Hi there. I'm trying to summarize a very large dataframe so I can see the total quantity in each type at some specific timestamps, by day. I hope to use this data so I can do a comparison exercise later to see how today's quantity at 16:00 (by category, and also overall) compares to previous day's at 16:00 (etc).
The structure of the dataframe is like this:
df <- structure(list(date = structure(c(19034, 19034, 19034, 19034, 19034, 19034, 19034, 19034, 19034, 19034),
class = "Date"),type = c("UKS", "USD", "UKS", "UKS", "USD", "USD", "UKS", "USD", "UKZ", "UKY"),
time = structure(c(28793, 32403, 36003, 43203, 46803, 50404, 50408, 54011, 54014, 58815), units = "secs", class = c("hms", "difftime")),
quantity = c(0.003, 0.007, 0.002, 0.001, 0.03, 0.123, 0.017, 0.019, 0.012, 0.01 ),cumvol = c(0.003, 0.01, 0.012, 0.013, 0.043, 0.166, 0.183, 0.202, 0.214, 0.224)),
class = "data.frame", row.names = c(NA, -10L))

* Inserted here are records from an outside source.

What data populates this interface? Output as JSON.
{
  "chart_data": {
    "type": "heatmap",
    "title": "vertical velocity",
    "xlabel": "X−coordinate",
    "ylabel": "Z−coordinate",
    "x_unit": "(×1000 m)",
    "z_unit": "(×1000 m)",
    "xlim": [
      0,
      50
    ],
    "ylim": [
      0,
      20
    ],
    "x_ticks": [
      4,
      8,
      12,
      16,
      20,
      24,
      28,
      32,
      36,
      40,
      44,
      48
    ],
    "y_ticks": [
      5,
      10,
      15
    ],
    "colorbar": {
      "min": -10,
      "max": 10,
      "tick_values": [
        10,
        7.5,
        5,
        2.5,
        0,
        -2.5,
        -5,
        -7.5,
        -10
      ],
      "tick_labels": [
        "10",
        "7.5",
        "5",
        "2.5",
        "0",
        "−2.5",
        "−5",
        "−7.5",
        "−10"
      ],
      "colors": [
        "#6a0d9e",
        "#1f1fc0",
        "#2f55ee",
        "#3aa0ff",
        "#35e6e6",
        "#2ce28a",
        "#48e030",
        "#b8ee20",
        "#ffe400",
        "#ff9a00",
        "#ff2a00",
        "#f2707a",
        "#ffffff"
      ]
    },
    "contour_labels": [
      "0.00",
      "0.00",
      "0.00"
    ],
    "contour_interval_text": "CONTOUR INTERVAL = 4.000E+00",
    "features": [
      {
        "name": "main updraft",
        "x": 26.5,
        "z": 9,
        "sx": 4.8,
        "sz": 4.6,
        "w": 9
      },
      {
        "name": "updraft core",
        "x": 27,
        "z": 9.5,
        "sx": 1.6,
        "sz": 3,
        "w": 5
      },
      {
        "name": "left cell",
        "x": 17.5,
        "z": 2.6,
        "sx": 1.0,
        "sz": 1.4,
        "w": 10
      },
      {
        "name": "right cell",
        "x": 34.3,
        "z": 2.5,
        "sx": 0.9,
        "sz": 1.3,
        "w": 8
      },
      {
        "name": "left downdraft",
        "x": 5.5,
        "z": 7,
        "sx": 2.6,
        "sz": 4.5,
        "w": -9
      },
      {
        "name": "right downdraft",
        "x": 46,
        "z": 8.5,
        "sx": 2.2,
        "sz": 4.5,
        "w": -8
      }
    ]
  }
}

And my attempt thus far is this, however I'm getting an error around the group_by(date) line.
library(tidyverse)
library(lubridate)
library(hms)
time_check <- c(13, 16, 18)
df %>%
mutate(time_hr = hour(time), .after = time) %>%
filter(time_hr %in% time_check) %>%
group_by(date, type, time_hr) %>%
summarize(cat_total = sum(quantity)) %>%
group_by(date) %>%
mutate(date_total = sum(cat_total)) %>%
ungroup()
The summarize line seems to be dropping the date and then throwing up the error:
Error: Must group by variables found in `.data`.
* Column `date` is not found.
Does anyone advice on how to fix this?